The PRM chief agrees, saying that the
secular peace movement in Pakistan is a political orphan
and peace issues are generally not on the list of
priorities of political parties. He said that one of the
important reasons for an abysmally low number of people
who turned out last month, on the day when millions
protested against the impending Iraq attack throughout
the world, was lack of interest by non-religious
political parties in the Iraq issue - or probably
wariness in taking a categorical stand on an issue
sensitive in this mainly Muslim country.
"A
vigorous peace movement needs political support, but
secular political parties in the country are too
embroiled in power politics that they have no time to
take up issues that are close to people's hearts,"
Akhtar said. He was referring to the Pakistan People's
Party (PPP) which polled the highest number - almost 26
percent of total votes - in last October's elections. It
is second largest party in parliament.
The PPP,
which has championed a progressive agenda since its
inception in the late 1960s, has, however, adopted a
policy of silence over the Iraq issue as it did in the
case of the US-led military attacks on Afghanistan after
September 11. The PPP and other mainstream non-religious
political parties have so far not organized protests
opposing the US attack on Iraq.
While the ruling
Q League would stay away from what its leaders call
"street theatrics" for understandable reasons, many
non-religious parties, like cricketer-turn-politician
Imran Khan's Pakistan Justice Party, have aligned
themselves with the MMA on the issue. Khan even
addressed the MMA rally in Rawalpindi.
The
Pakistan Muslim League, led by exiled former prime
minister Nawaz Sharif, has organized some protest
rallies in some cities, but adopted a line close to that
of the religious parties.
Political scientists
say that the PPP and other non-religious parties -
having a stake in power - are abstaining from adopting
any clear-cut policy on issues involving US interests,
due to great US-influence in the country's politics.

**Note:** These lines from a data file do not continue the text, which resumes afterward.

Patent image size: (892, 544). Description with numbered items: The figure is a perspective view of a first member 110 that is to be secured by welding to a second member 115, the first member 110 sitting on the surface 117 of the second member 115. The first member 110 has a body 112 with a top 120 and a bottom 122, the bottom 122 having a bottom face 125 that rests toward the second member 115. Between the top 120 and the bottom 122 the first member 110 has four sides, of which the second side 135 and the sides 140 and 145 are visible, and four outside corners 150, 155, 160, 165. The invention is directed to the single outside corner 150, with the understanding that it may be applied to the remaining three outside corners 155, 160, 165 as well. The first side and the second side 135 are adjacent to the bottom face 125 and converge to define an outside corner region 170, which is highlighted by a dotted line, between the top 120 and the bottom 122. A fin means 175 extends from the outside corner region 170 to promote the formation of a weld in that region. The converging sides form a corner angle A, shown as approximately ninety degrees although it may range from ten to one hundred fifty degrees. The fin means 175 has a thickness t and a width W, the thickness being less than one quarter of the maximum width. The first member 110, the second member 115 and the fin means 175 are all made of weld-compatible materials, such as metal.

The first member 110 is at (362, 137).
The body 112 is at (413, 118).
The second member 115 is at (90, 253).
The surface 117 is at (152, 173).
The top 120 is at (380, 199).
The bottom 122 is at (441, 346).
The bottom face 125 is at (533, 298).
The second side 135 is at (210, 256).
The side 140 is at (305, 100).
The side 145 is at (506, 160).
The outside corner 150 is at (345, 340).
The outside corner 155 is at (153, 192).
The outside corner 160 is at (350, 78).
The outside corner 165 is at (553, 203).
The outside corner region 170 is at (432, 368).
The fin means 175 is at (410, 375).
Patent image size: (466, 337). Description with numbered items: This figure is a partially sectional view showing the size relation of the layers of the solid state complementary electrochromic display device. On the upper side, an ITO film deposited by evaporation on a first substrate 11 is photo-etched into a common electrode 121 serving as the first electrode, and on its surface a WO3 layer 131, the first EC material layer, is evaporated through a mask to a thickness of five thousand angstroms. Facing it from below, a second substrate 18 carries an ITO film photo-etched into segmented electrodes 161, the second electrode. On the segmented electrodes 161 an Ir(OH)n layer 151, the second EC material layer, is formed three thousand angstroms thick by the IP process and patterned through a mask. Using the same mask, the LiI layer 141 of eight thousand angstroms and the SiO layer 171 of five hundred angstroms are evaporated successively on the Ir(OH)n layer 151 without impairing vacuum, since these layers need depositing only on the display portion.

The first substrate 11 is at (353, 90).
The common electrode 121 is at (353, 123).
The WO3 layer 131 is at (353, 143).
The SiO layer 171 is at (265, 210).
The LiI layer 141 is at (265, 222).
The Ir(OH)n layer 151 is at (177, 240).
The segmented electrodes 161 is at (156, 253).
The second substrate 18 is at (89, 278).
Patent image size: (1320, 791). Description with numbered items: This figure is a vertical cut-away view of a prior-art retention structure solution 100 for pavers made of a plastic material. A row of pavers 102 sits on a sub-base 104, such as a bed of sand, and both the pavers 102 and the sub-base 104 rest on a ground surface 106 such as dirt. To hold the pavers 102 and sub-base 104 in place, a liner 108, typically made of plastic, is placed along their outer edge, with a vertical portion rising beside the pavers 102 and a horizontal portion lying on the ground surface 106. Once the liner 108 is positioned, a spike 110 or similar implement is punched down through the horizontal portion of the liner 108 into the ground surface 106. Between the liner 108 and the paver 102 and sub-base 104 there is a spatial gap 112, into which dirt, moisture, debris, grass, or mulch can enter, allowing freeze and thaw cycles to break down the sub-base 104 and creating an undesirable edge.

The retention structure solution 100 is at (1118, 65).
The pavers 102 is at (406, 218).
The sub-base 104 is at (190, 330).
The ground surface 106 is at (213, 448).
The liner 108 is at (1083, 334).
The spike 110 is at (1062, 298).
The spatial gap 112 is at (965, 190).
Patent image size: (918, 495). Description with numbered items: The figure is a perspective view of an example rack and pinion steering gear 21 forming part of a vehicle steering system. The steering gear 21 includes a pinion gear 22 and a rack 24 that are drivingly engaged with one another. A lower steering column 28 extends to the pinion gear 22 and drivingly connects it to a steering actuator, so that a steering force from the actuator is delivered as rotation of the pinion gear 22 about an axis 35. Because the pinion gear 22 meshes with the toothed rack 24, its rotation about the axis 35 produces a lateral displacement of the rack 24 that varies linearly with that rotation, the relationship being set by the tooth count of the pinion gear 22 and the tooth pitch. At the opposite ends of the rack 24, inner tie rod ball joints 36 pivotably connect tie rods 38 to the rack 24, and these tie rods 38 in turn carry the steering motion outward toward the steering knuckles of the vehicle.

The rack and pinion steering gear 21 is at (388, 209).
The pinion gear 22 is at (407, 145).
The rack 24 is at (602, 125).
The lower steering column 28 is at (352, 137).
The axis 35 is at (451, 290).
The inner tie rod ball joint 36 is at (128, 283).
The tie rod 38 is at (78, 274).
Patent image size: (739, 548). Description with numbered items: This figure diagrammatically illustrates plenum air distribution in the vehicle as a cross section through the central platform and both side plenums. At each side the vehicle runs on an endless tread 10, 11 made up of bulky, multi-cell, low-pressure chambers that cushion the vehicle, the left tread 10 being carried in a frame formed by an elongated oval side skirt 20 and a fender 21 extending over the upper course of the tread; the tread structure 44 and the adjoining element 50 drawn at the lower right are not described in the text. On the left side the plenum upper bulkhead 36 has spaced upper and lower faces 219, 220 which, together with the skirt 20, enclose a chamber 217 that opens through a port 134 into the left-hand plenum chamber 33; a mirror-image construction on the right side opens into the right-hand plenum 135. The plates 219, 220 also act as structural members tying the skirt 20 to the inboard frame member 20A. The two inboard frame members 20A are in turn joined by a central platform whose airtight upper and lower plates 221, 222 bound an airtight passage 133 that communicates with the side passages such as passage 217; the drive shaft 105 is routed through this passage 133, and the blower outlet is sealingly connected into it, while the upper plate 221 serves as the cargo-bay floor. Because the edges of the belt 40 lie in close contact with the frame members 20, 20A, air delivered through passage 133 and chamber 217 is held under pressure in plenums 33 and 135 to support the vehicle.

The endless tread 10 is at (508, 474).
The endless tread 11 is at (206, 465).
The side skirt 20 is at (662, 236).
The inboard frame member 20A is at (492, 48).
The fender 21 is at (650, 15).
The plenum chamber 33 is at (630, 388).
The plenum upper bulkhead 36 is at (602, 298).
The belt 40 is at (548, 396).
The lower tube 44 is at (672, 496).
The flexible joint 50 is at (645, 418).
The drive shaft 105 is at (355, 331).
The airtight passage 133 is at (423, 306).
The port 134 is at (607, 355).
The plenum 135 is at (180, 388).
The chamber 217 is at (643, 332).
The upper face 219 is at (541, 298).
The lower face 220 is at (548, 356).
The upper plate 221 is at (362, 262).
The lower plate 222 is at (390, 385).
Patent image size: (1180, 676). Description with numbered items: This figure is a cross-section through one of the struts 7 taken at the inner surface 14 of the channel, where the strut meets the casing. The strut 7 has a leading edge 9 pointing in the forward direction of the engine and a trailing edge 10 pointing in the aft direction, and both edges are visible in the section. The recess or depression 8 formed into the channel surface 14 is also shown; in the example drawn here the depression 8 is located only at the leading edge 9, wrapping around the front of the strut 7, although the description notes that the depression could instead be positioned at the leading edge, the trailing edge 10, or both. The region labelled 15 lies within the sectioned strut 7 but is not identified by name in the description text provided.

"The PPP, being the main anti-establishment
party, will not want to take an anti-US position at a
time when the Pakistani military is drawing closer to
Washington by virtue of the growing anti-Americanism in
the country," observed a researcher at the
government-run Institute of Regional Studies, requesting
anonymity.
"If the PPP goes to the opposition
camp, it will be assumed in American official circles
that the Pakistani military is the only choice for
protecting American interests in Pakistan and the
adjoining region," he added. "I personally went to the
PPP office in Islamabad and requested them to call the
party workers to attend the February 15 protests, but
officials there said there is no such order from the
party leadership," said Sarwar Bari, head of the Pattan
Development Foundation that has been organizing street
theaters to sensitize people on the political dimension
of US war designs.
Still, Bari said that people
must be educated about the real reasons for US
expansionism. "The MMA is mobilizing people around a
religious agenda that breeds intolerance and hatred. The
silence of non-religious parties is creating space for
the religious right to further their extremist agenda
and consolidate their political position," he said.
Bari said that people must know the facts, and
the facts are that the US war designs against Iraq have
nothing to do with Islam, but are in pursuit of its
geo-strategic objectives. "People must know that the US
has initiated some 34 major wars around the world since
1945 and Muslims constitute a very small fraction of its
war victims."
How the secular peace movement can
be strengthened and its message brought across in these
very divided times boggles activists' minds. To them, it
points out the need for more organization among people's
groups, inroads into the political parties and peace
education programs, especially directed toward children.
But until that time, they have to live with
groups like the MMA, which may also be against war on
Iraq but which peace activists believe is advocating
views more damaging in the end to peace.